The Church is to be light in the world. That too is invasive, especially in dark places. But just as salt needs to be guarded against its climate, a lamp needs to be protected against the winds and gusts so that its flame does not go out. It needs to be preserved against the influences of common nature. Sometimes we have to cup our hand over the flame.

How does that sound now? Preserving the Church in a Pagan world! How much have the negative aspects of our culture seeped into the Church so that they appear normal? How often have we questioned a practice as unChristlike only to see a fellow believer doing it and then conclude that it’s okay? What makes us different from unbelievers? How has the influence of our world made us less salty and close to snuffing out our lamp?

A certain preacher read from 6:9-11 where it says, “Do you not know that the wicked will not inherit the kingdom of God? Do not be deceived: Neither the sexually immoral nor idolaters nor adulterers nor male prostitutes nor homosexual offenders nor thieves nor thieves nor the greedy nor drunkards nor slanderers nor swindlers will inherit the kingdom of God. And that is what some of you were…”

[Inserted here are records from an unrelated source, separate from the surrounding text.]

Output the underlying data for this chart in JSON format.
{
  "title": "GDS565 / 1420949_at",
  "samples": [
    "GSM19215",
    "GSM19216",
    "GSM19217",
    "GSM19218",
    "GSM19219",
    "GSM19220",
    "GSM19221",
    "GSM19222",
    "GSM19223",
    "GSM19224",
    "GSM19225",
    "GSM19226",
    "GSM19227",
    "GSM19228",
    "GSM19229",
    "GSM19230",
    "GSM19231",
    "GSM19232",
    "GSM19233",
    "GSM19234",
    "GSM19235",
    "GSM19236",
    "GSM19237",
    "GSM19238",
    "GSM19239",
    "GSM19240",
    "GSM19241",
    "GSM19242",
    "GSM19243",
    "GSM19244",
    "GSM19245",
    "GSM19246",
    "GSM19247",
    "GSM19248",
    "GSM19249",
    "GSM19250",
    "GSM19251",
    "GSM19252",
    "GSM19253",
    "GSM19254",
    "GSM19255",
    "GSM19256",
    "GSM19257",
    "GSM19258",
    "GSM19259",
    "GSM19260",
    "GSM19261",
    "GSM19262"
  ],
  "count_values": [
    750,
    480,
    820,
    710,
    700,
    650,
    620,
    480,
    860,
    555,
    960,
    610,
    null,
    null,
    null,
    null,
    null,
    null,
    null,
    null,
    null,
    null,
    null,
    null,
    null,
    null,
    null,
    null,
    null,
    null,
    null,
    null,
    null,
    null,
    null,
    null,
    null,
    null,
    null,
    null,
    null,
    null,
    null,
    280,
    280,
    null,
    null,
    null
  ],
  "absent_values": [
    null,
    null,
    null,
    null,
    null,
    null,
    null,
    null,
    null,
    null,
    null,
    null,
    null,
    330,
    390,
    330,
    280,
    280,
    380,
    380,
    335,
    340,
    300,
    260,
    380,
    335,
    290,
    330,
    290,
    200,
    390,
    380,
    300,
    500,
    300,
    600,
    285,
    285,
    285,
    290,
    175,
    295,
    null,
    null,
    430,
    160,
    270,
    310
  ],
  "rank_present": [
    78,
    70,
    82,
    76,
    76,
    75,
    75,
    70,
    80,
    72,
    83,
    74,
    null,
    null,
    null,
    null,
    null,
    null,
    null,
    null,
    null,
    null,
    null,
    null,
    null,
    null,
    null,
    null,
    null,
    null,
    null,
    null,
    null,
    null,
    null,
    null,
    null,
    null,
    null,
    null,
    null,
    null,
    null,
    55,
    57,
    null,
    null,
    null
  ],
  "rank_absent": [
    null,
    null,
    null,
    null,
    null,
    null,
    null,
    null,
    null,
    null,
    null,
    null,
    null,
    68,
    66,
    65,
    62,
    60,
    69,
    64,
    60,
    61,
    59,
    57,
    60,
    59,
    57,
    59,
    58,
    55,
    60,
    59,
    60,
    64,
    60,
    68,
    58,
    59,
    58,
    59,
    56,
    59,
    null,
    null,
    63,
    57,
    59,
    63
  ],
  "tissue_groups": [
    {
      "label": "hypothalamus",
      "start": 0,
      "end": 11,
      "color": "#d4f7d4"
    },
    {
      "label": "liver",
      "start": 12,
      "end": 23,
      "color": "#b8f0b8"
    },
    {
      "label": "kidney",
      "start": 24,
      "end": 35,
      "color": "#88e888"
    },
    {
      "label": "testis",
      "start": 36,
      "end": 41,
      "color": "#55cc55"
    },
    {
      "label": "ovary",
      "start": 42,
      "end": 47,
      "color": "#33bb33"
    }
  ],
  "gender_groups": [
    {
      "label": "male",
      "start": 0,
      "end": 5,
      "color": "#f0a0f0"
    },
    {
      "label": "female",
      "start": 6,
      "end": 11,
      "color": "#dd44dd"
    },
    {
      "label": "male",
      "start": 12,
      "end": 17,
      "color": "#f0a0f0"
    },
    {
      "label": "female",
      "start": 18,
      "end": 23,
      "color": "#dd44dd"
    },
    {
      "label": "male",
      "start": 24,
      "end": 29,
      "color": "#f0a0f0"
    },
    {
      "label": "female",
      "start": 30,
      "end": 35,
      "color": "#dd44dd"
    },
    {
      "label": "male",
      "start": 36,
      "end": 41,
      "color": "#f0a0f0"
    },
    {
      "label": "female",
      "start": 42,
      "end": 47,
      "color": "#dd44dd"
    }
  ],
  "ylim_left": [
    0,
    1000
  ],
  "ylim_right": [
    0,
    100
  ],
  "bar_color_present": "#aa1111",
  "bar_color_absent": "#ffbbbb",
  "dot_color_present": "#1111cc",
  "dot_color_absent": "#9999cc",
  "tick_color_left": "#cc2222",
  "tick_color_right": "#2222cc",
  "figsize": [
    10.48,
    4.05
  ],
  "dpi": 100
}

Then he said, “This was the makeup of the church at Corinth. These people had come out of this sordid background. Many of them, perhaps, still were struggling with much of the aftermath in their lives of these evil things. I am curious as to how many of you here have some of these things in your background.” Then he went further, he said, “If any of you have anything like this in your background I’d like to ask you to stand where you are…that we might know how much we’re like the church at Corinth.” (Stedman) Eventually two thirds of the church stood up and a new Christian said to himself, “These are my kind of people.”

That is how we should feel when we read Corinthians. There is no other NT church that is more like the church in Canada today. It was a city of multiculturalism, of wealth and beauty, with potential for great things. But it was also a city dedicated to the worship of sex. Let us turn then to 1st Canadians and allow me to lead you into this letter.

“Paul, called to be an apostle of Christ Jesus by the will of God, and our brother Sosthenes.”

If you read Acts 18 about Paul’s time in Corinth you will find that Paul leads Crispus, the synagogue ruler to faith in Jesus. Then Sosthenes, the new synagogue ruler leads a mob to arrest Paul. They turn on Sosthenes and beat him to a pulp. The next thing we read about Sosthenes is that he is a believer in Christ. Strange how the Lord works.

“To the church of God in Corinth, to those sanctified in Christ Jesus and called to be holy, together with all those everywhere who call on the name of our Lord Jesus Christ – their Lord and ours: Grace and peace to you from God our Father and the Lord Jesus Christ.”

Paul writes this letter from Ephesus to the church he planted in Corinth five years earlier. It is a reply to a letter he received from the church with questions about faith and life. We don’t know what the questions were but it would be nice to know. Some College profs ask their students to write the letter that might have made it into Paul’s hands.